Dei miei lutti e risonanze ho già raccontato, un altro parallelo con la mia storia familiare è certamente la gestazione gemellare di mia madre, al cui parto è sopravvissuto solo uno dei due gemelli. Questo evento ha sicuramente condizionato tutta la famiglia: l’iperprotezione di tutti verso mio fratello e la mia sensazione di essere trascurata (che mi ha permesso però di essere più libera). Nascevo anch’io infatti in una situazione di lutto e depressione di mia madre (per il gemello perso e per la madre ammalata) e la relazione che si era creata non è stata sempre facile.
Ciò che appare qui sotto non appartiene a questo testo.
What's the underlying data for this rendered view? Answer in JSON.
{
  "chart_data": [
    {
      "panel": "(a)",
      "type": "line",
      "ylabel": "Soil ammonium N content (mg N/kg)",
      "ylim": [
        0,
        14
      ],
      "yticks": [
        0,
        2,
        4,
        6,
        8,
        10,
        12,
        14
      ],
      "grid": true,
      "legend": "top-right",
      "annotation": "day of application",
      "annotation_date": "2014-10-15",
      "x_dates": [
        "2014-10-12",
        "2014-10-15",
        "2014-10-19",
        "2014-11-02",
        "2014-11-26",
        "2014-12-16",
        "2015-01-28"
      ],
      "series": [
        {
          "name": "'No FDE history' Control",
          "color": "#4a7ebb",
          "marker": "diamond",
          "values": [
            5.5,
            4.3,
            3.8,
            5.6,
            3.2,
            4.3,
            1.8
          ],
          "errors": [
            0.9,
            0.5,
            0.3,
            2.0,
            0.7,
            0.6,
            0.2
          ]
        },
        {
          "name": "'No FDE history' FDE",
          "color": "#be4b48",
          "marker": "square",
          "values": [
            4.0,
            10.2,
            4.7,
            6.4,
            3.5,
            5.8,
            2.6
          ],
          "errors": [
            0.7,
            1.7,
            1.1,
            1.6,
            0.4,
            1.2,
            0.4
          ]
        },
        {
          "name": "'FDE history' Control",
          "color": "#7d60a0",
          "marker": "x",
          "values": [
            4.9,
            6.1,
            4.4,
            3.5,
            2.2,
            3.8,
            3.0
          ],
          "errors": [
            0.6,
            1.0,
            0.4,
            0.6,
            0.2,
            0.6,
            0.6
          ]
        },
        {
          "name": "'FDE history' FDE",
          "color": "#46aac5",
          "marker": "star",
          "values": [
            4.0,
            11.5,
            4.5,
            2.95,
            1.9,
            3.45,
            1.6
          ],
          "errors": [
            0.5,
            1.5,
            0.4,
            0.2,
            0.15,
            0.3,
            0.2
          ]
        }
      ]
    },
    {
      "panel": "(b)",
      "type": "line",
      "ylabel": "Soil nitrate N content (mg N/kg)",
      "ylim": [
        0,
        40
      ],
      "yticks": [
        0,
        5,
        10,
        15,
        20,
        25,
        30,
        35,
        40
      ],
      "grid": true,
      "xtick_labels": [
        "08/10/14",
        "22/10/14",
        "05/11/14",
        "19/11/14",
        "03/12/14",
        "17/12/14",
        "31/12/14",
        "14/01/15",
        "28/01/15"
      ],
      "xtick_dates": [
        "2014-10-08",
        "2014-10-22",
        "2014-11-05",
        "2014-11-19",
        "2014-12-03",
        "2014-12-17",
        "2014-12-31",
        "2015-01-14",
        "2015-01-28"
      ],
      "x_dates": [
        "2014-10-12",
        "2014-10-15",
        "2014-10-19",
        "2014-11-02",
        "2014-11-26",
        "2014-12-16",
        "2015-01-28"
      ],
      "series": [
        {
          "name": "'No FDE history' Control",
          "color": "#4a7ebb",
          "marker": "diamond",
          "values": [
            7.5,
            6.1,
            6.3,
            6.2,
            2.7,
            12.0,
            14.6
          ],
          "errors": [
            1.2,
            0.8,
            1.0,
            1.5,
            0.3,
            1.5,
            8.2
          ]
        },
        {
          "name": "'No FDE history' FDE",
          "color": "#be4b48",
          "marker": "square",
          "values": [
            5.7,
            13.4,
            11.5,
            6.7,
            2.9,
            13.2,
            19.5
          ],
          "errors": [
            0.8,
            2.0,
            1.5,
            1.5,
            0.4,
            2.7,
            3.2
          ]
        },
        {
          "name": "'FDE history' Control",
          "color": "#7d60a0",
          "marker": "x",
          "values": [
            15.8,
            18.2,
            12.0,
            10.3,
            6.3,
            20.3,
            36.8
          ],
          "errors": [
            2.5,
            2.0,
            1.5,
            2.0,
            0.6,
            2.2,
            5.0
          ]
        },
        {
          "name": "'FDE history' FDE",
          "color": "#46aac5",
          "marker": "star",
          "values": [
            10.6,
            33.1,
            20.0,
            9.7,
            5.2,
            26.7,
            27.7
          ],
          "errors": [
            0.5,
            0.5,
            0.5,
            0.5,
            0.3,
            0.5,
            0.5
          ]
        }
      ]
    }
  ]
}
Tuttavia, quello che ho sempre creduto un mio ‘punto debole’, sta divenendo un ‘punto di forza’, grazie alla formazione e alle famiglie che finora ho potuto incontrare, senza prescindere, ed essere grata, alla psicoterapia personale precedente con cui le connessioni e sollecitazioni sono state continue.
Parlare di morte è stato inizialmente difficile, perché sempre visto come qualcosa di macabro e da evitare. Perché la nostra società è sempre in corsa, mentre il defunto è immobile senza telefonini né soldi in tasca, è solo con se stesso. È morto.
La dicotomia vita-morte che caratterizza il modo di pensare occidentale incute timore e peggiora l’ansia per un evento che innegabilmente colpirà ognuno di noi. Questo clima non aiuta le persone, soprattutto se giovani, ad accogliere la morte dell’Altro come una circostanza possibile, ma piuttosto come possibilità da allontanare. Denunciare questo tabù significa dare respiro al dolore, dargli un senso e permettere a tutti, non solo di gridare le loro paure, ma anche di urlare la loro capacità di sperimentare la Vita.
“Gli uomini periscono perché non sanno
congiungere il principio alla fine”
Alcmeone di Crotone
RINGRAZIAMENTI
Vorrei innanzitutto ringraziare i didatti che mi hanno accompagnato durante i quattro anni del training, aiutandomi a crescere sia a livello professionale che personale: il prof. Saccu per avermi ammesso alla frequenza della sua scuola; la dr.ssa M. Cotton per avermi mostrato che in terapia si può parlare di tutto; la dr.ssa A. La Mesa con la sua costanza, professionalità e capacità di ascolto, mi ha spinto a migliorare sempre; il dr. P. Bucci perché, in particolare nel suo training, ho potuto assimilare che i didatti non sono genitori!
Un grazie anche al gruppo di formazione “Da Cesira” con cui con cui ho condiviso gioie e dolori, mi sono confrontata e ho conosciuto diversi punti di vista. Un grazie infinito ad Angela (co-co), per la sua amicizia e per essermi stata vicino nel momento del bisogno.
Ringrazio i tutor del tirocinio dr.ssa A. Bisson e dr. L. Picciarella, di cui ho già ampiamente parlato.
Un grazie particolare al mio psicoterapeuta dr. L. Petrì, sebbene non ci vediamo da tempo, è sempre nel mio cuore!
Ringrazio la mia cara amica Chiara Vorrasi, storica dell’arte, per i suggerimenti e le fonti sulle immagini; chi meglio di lei che ha curato una mostra sul simbolismo?
Infine ringrazio il mio compagno Roberto, che più di tutti mi ha spinto ha frequentare questa scuola, che mi sostiene e mi sta vicino sempre, e anche in questa occasione è stato comprensivo e affabile malgrado la mia ansia da tesi; un grazie in più per la sua assistenza informatica.